Scott used a blend of nitrogen, sulphur, phosphorus and potassium to prepare for an early silage season. “We are harvesting silage at the moment, but it is becoming more difficult because of the rain,” Scott points out. “We’re in a great position. We have cut over 2000 tonnes of pit silage now. We’ve potentially got another 100 tonnes to go. By the end of the season, we’ll hope to have for about a year and a half of fodder supply on hand.”
Using the right fertiliser blend helps to keep the farm sustainable, says Scott. “We try to put back in what we cut out. If we continually keep our animals, plants and soil healthy, we keep our system in balance. And when we keep our pasture quality high, the cows maintain higher production for longer and we’ll have greater control over our costs and profitability. Cutting silage and harvesting grass is part of our pasture management.”
“Allowing pasture to get out of control on us, it will lose quality,” Scott says. “This leads to increasing fibre levels, and reductions in protein and energy, and milk production declines too. Plants keep their quality when they have good nutrients available to them. Later in the season, when things start to dry out, they maintain their quality for longer.”
We can grow more pasture across the season. And more crops. So we also look at climate change as an opportunity.”
This year has been an incredible growing season, he says. “We didn’t need to use our effluent water as much in autumn, because it just rained and rained. We did take our more solid stuff out and spread it across paddocks.
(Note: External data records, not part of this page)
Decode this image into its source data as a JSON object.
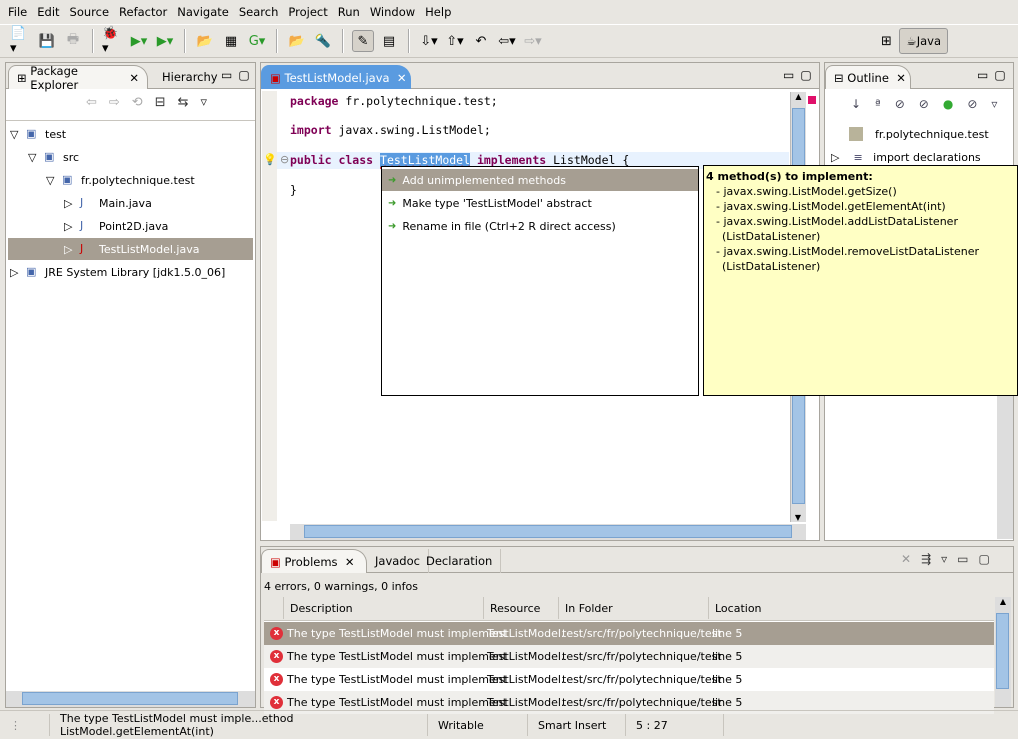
{
  "menu": [
    "File",
    "Edit",
    "Source",
    "Refactor",
    "Navigate",
    "Search",
    "Project",
    "Run",
    "Window",
    "Help"
  ],
  "perspective": {
    "label": "Java"
  },
  "package_explorer": {
    "tabs": [
      "Package Explorer",
      "Hierarchy"
    ],
    "tree": [
      {
        "label": "test",
        "level": 0,
        "expanded": true
      },
      {
        "label": "src",
        "level": 1,
        "expanded": true
      },
      {
        "label": "fr.polytechnique.test",
        "level": 2,
        "expanded": true
      },
      {
        "label": "Main.java",
        "level": 3
      },
      {
        "label": "Point2D.java",
        "level": 3
      },
      {
        "label": "TestListModel.java",
        "level": 3,
        "selected": true,
        "error": true
      },
      {
        "label": "JRE System Library [jdk1.5.0_06]",
        "level": 0
      }
    ]
  },
  "editor": {
    "tab": "TestListModel.java",
    "lines": {
      "l1a": "package",
      "l1b": " fr.polytechnique.test;",
      "l2a": "import",
      "l2b": " javax.swing.ListModel;",
      "l3a": "public class ",
      "l3b": "TestListModel",
      "l3c": " implements",
      "l3d": " ListModel {",
      "l4": "}"
    }
  },
  "quick_fix": {
    "items": [
      "Add unimplemented methods",
      "Make type 'TestListModel' abstract",
      "Rename in file (Ctrl+2 R direct access)"
    ]
  },
  "tooltip": {
    "title": "4 method(s) to implement:",
    "lines": [
      "- javax.swing.ListModel.getSize()",
      "- javax.swing.ListModel.getElementAt(int)",
      "- javax.swing.ListModel.addListDataListener",
      "(ListDataListener)",
      "- javax.swing.ListModel.removeListDataListener",
      "(ListDataListener)"
    ]
  },
  "outline": {
    "tab": "Outline",
    "items": [
      "fr.polytechnique.test",
      "import declarations"
    ]
  },
  "problems": {
    "tabs": [
      "Problems",
      "Javadoc",
      "Declaration"
    ],
    "summary": "4 errors, 0 warnings, 0 infos",
    "columns": [
      "Description",
      "Resource",
      "In Folder",
      "Location"
    ],
    "rows": [
      [
        "The type TestListModel must implement",
        "TestListModel.",
        "test/src/fr/polytechnique/test",
        "line 5"
      ],
      [
        "The type TestListModel must implement",
        "TestListModel.",
        "test/src/fr/polytechnique/test",
        "line 5"
      ],
      [
        "The type TestListModel must implement",
        "TestListModel.",
        "test/src/fr/polytechnique/test",
        "line 5"
      ],
      [
        "The type TestListModel must implement",
        "TestListModel.",
        "test/src/fr/polytechnique/test",
        "line 5"
      ]
    ]
  },
  "status": {
    "message": "The type TestListModel must imple...ethod ListModel.getElementAt(int)",
    "writable": "Writable",
    "insert": "Smart Insert",
    "position": "5 : 27"
  },
  "colors": {
    "selection": "#a69e92",
    "tab_active": "#5a9be0",
    "tooltip": "#ffffc4",
    "error": "#e0303a"
  }
}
We try to build the organic matter there and recycle our nutrients.”
Climate change can also bring positives, Scott has noticed. The slightly warmer and drier weather in the valleys where he lives enables him to grow more grass over a longer period in the year. “If we get a decent spring and some summer rainfall, we can grow more pasture across the season, as well as more crops. We also look at climate change as an opportunity.”
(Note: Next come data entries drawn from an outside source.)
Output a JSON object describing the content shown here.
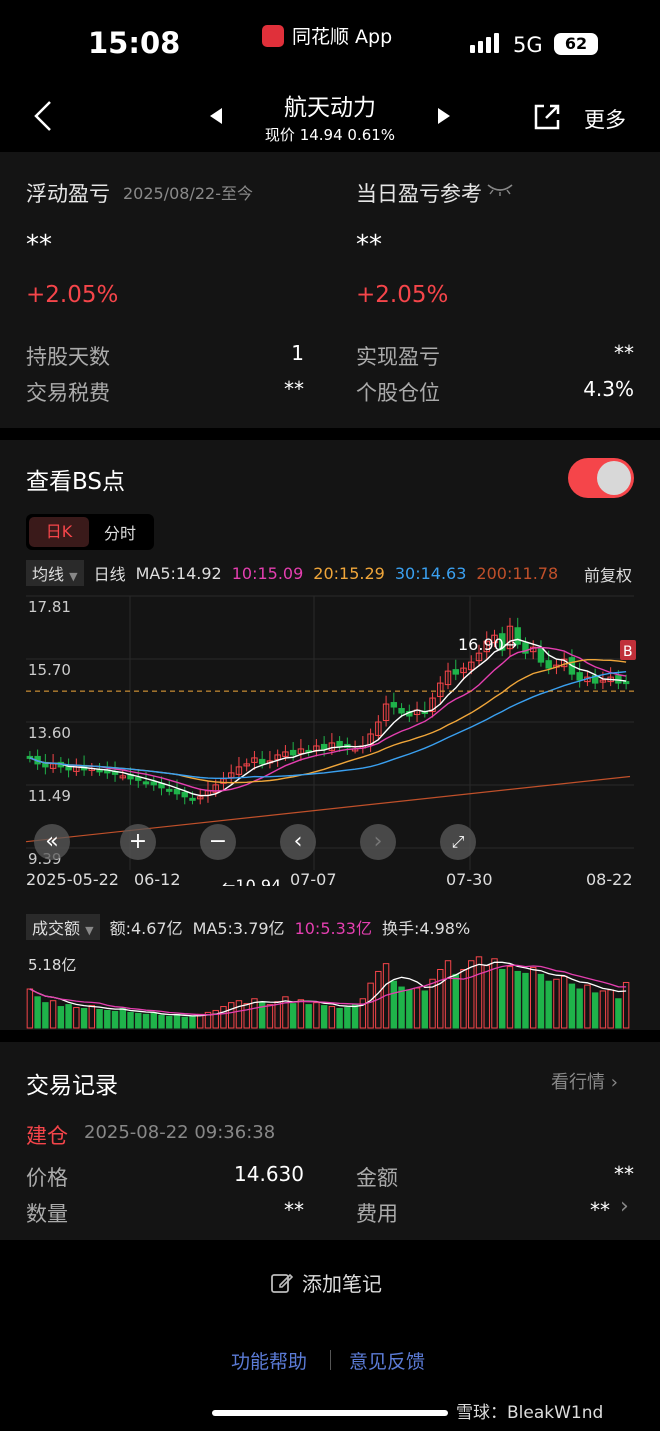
{
  "status_bar": {
    "time": "15:08",
    "app_name": "同花顺 App",
    "network": "5G",
    "battery": "62"
  },
  "nav": {
    "title": "航天动力",
    "subtitle": "现价 14.94 0.61%",
    "more_label": "更多",
    "icons": [
      "back-icon",
      "prev-stock-icon",
      "next-stock-icon",
      "share-icon"
    ]
  },
  "pnl": {
    "floating_label": "浮动盈亏",
    "floating_date": "2025/08/22-至今",
    "floating_value": "**",
    "floating_pct": "+2.05%",
    "daily_label": "当日盈亏参考",
    "daily_value": "**",
    "daily_pct": "+2.05%",
    "rows": [
      {
        "l1": "持股天数",
        "v1": "1",
        "l2": "实现盈亏",
        "v2": "**"
      },
      {
        "l1": "交易税费",
        "v1": "**",
        "l2": "个股仓位",
        "v2": "4.3%"
      }
    ]
  },
  "bs": {
    "title": "查看BS点",
    "toggle_on": true,
    "tabs": [
      "日K",
      "分时"
    ],
    "ma_select": "均线",
    "ma_period": "日线",
    "ma5": "MA5:14.92",
    "ma10": "10:15.09",
    "ma20": "20:15.29",
    "ma30": "30:14.63",
    "ma200": "200:11.78",
    "adjust": "前复权",
    "colors": {
      "ma5": "#ffffff",
      "ma10": "#e43fb0",
      "ma20": "#f0a63a",
      "ma30": "#3aa0f0",
      "ma200": "#c0502a",
      "up": "#f5454a",
      "down": "#1fb34a"
    }
  },
  "chart_data": {
    "type": "candlestick",
    "y_ticks": [
      "17.81",
      "15.70",
      "13.60",
      "11.49",
      "9.39"
    ],
    "x_ticks": [
      "2025-05-22",
      "06-12",
      "07-07",
      "07-30",
      "08-22"
    ],
    "ylim": [
      9.39,
      17.81
    ],
    "high_annotation": "16.90→",
    "low_annotation": "←10.94",
    "cost_line": 14.63,
    "buy_marker": "B",
    "close": [
      12.4,
      12.2,
      12.1,
      12.2,
      12.1,
      12.0,
      12.1,
      12.0,
      12.05,
      11.95,
      11.9,
      11.85,
      11.8,
      11.7,
      11.65,
      11.55,
      11.5,
      11.4,
      11.3,
      11.2,
      11.1,
      11.0,
      11.1,
      11.3,
      11.5,
      11.7,
      11.9,
      12.1,
      12.2,
      12.4,
      12.2,
      12.3,
      12.5,
      12.6,
      12.5,
      12.7,
      12.6,
      12.8,
      12.7,
      12.9,
      12.8,
      12.75,
      12.7,
      12.8,
      13.2,
      13.6,
      14.2,
      14.1,
      13.9,
      13.8,
      14.0,
      13.9,
      14.4,
      14.9,
      15.3,
      15.2,
      15.4,
      15.6,
      15.9,
      16.3,
      16.5,
      16.0,
      16.8,
      16.2,
      15.9,
      16.1,
      15.6,
      15.4,
      15.5,
      15.7,
      15.2,
      15.0,
      15.1,
      14.9,
      15.0,
      15.1,
      14.9,
      14.94
    ],
    "volume_series": {
      "name": "成交额",
      "values": [
        4.0,
        3.2,
        2.6,
        2.8,
        2.2,
        2.4,
        2.1,
        2.0,
        2.3,
        1.9,
        1.8,
        1.7,
        2.0,
        1.6,
        1.5,
        1.4,
        1.5,
        1.3,
        1.2,
        1.4,
        1.1,
        1.2,
        1.4,
        1.6,
        1.8,
        2.2,
        2.6,
        2.8,
        2.5,
        3.0,
        2.6,
        2.4,
        2.7,
        3.2,
        2.5,
        2.9,
        2.4,
        2.6,
        2.3,
        2.2,
        2.0,
        2.1,
        2.4,
        3.0,
        4.6,
        5.8,
        6.6,
        4.8,
        4.2,
        3.9,
        4.1,
        3.8,
        5.0,
        6.0,
        6.9,
        5.5,
        6.0,
        6.9,
        7.3,
        6.4,
        7.1,
        6.0,
        6.3,
        5.8,
        5.6,
        6.2,
        5.5,
        4.8,
        5.0,
        5.3,
        4.5,
        4.0,
        4.4,
        3.6,
        3.8,
        3.9,
        3.0,
        4.67
      ]
    }
  },
  "volume": {
    "select": "成交额",
    "amount": "额:4.67亿",
    "ma5": "MA5:3.79亿",
    "ma10": "10:5.33亿",
    "turnover": "换手:4.98%",
    "y_tick": "5.18亿"
  },
  "records": {
    "title": "交易记录",
    "link": "看行情",
    "type": "建仓",
    "datetime": "2025-08-22 09:36:38",
    "price_label": "价格",
    "price": "14.630",
    "amount_label": "金额",
    "amount": "**",
    "qty_label": "数量",
    "qty": "**",
    "fee_label": "费用",
    "fee": "**"
  },
  "footer": {
    "note_label": "添加笔记",
    "help": "功能帮助",
    "feedback": "意见反馈",
    "watermark": "雪球：BleakW1nd"
  }
}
The McKillops have invested in activity collars for the dairy cows, to get information on how the cows are impacted by extreme weather conditions, such as summer heatwaves. “They give us feedback on the cow’s activity every 10 minutes,” Scott says.
Scott downloads the information on his computer every morning and night. “It gives us information about eating times, their rumination and their activity. If there is any abnormal behaviour, I get an alert on my phone. With the data we have collected, we have been able to cut our feeding rate of grain back by 10% to 15% and maintained the fibre intake for longer into the season.”
To keep his cows cooler in summer and supply them with water, Scott has installed more sprinklers in the dairy yards. “You’ve got to have good water sources for them”, he says. “A Holstein Friesian cow will drink 150 or 160 litres a day when it’s really hot. We don’t let them walk too far and keep them close in those high temperatures. We do everything we can to make them comfortable because if we don’t look after them, they don’t look after us…”
Scott calves about 250 calves in the autumn, from March until the end of May, and 100 calves in the end of winter and in spring, from the middle of August until the end of September. The herd consists of Holstein Friesians.
“All our cows are AI bred,”Scott explains. “We have pretty big focus on genetic improvement. Recently we have been moving more towards using sexed semen in the milking herd as well as in heifers. We also try to create Angus Friesian cross animals for growers, that they can take to the market for beef.
About 300 hectares of the farm are used for youngstock and beef. “This year we have about 165 heifer calves due to the successful use of sexed semen from our partners at Alta Genetics. And next autumn we expect another 145 calves. The export market has been a good income earner for us,” Scott explains. “We are primarily a milk production business, but we also rely partly on this export, as a form of risk management. Our livestock sales of cull cows, export heifers and steers are another important form of income in its own right.”